In Pandas, the DataFrame object owns its tools. These built in tools are called methods. Instead of passing the DataFrame into a function, you ask the DataFrame to perform an action on itself using dot notation.

Diagram comparing procedural programming syntax with object oriented dot notation.

Mental shift: Procedural programming passes data into an external tool (e.g., function(data)). Object Oriented programming asks the data to use its own internal tool (e.g., data.method()).

For example, to get a technical summary of your data, you use the .info() method:

data.info()

Table 2:Output of data.info() method

ColumnNon-Null CountDtype
City4 non-nullobject
Population4 non-nullint64

You are effectively telling Python: “Hey data object, run your own internal info() tool.” This mental shift—typing df.info() instead of info(df)—is the core to mastering Pandas.


3. The Pandas Index

If you look at the printed DataFrame from the first section, you will notice a column of numbers on the far left (0, 1, 2, 3) that we did not create. This is the Index.

In standard Python lists, positions are strictly sequential integers (0, 1, 2). While a Pandas DataFrame also defaults to a numbered index, its index is actually a set of row labels.

Diagram highlighting the difference between the Index row labels and standard Columns in a Pandas DataFrame.

The anatomy of a DataFrame: The Index provides row labels (vertical), while the Columns hold the actual data features (horizontal).

The index does not have to be a simple sequence of numbers. You can assign names, dates, or unique IDs as the index.

# Setting a custom text index instead of numbers
data = data.set_index("City")
print(data)

Table 3:Output of data after setting a custom Index

City (Index)Population
Zurich415000
Geneva201000
Bern133000
Basel177000

By labeling rows, Pandas allows you to instantly extract data based on meaningful identifiers (like extracting a row labeled “Zurich”) instead of having to remember that Zurich was at position 0.


4. Data Types (dtypes)

When working with basic Python, you are used to data types like integers (int), decimal numbers (float), and text strings (str).

Pandas uses slightly different terminology for its data types, referred to as dtypes. Because Pandas is built on top of a high performance math library called NumPy, its dtypes reflect precise computer memory allocations. As you saw in the .info() output table above, Pandas assigned specific dtypes to our columns:

  • int64: A 64 bit integer (same as Python int).

  • float64: A 64 bit decimal number (same as Python float).

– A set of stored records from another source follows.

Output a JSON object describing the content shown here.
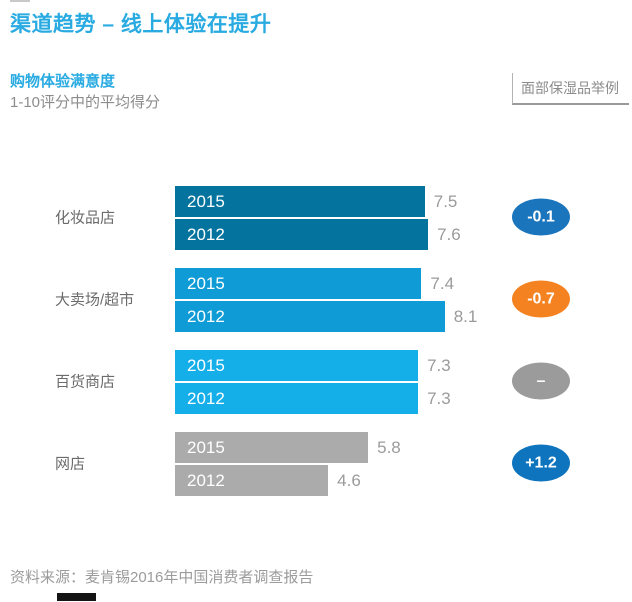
{
  "page": {
    "title": "渠道趋势 – 线上体验在提升",
    "source": "资料来源：麦肯锡2016年中国消费者调查报告"
  },
  "header": {
    "chart_title": "购物体验满意度",
    "chart_subtitle": "1-10评分中的平均得分",
    "example_tag": "面部保湿品举例"
  },
  "colors": {
    "title_blue": "#29ABE2",
    "value_text": "#9B9B9B",
    "category_text": "#6B6B6B",
    "badge_text": "#FFFFFF"
  },
  "chart_data": {
    "type": "bar",
    "orientation": "horizontal",
    "title": "购物体验满意度",
    "subtitle": "1-10评分中的平均得分",
    "annotation": "面部保湿品举例",
    "xlim": [
      0,
      10
    ],
    "grid": false,
    "legend_position": "none",
    "series_years": [
      "2015",
      "2012"
    ],
    "categories": [
      "化妆品店",
      "大卖场/超市",
      "百货商店",
      "网店"
    ],
    "groups": [
      {
        "category": "化妆品店",
        "bars": [
          {
            "year": "2015",
            "value": 7.5,
            "value_label": "7.5"
          },
          {
            "year": "2012",
            "value": 7.6,
            "value_label": "7.6"
          }
        ],
        "change": "-0.1",
        "bar_color": "#04749F",
        "badge_color": "#1B75BC"
      },
      {
        "category": "大卖场/超市",
        "bars": [
          {
            "year": "2015",
            "value": 7.4,
            "value_label": "7.4"
          },
          {
            "year": "2012",
            "value": 8.1,
            "value_label": "8.1"
          }
        ],
        "change": "-0.7",
        "bar_color": "#0F9BD5",
        "badge_color": "#F58220"
      },
      {
        "category": "百货商店",
        "bars": [
          {
            "year": "2015",
            "value": 7.3,
            "value_label": "7.3"
          },
          {
            "year": "2012",
            "value": 7.3,
            "value_label": "7.3"
          }
        ],
        "change": "–",
        "bar_color": "#14AEE9",
        "badge_color": "#9B9B9B"
      },
      {
        "category": "网店",
        "bars": [
          {
            "year": "2015",
            "value": 5.8,
            "value_label": "5.8"
          },
          {
            "year": "2012",
            "value": 4.6,
            "value_label": "4.6"
          }
        ],
        "change": "+1.2",
        "bar_color": "#ABABAB",
        "badge_color": "#0E74BE"
      }
    ]
  }
}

  • object: Typically represents text strings, or a mix of different types (comparable to Python str).

  • datetime64: A special type strictly for dates and times.

Whenever you load a new dataset, checking the dtypes is usually your very first step to ensure numbers were not accidentally imported as text.

Concept check

Imagine you load a CSV file where a “Population” column accidentally contains a missing value typed out as the word "Unknown", while the rest of the rows are normal numbers (e.g., 415000).

If you check the dtypes of this DataFrame, what dtype will Pandas assign to the “Population” column?


5. Exercise: Mental Model Check

Let us test your new mental model. Look at the code snippet below and identify the structural components.

import pandas as pd

weather_data = pd.read_csv("data.csv")
average_temp = weather_data["temperature"].mean()

Answer the following questions:

  1. What data structure is weather_data?

  2. What data structure is weather_data["temperature"]?

  3. If a DataFrame acts like a dictionary of Series, what are the “keys” of that dictionary?

  4. Is .mean() a standard Python function or a Pandas method?

# Write your code here

6. Summary: The OOP Data Shift

In this section, you learned how to shift your mindset from procedural Python to the Object Oriented logic of Pandas.

Key takeaways

  • A DataFrame is a programmable table, and each column inside it is a Series.

  • Instead of passing data into external functions, you trigger built in methods using dot notation.

  • Every DataFrame has an Index, which acts as a collection of row labels rather than just sequential positions.

  • Pandas uses optimized dtypes like float64 and object instead of native Python types.

With this mental model in place, you are ready to start loading and analyzing real world datasets!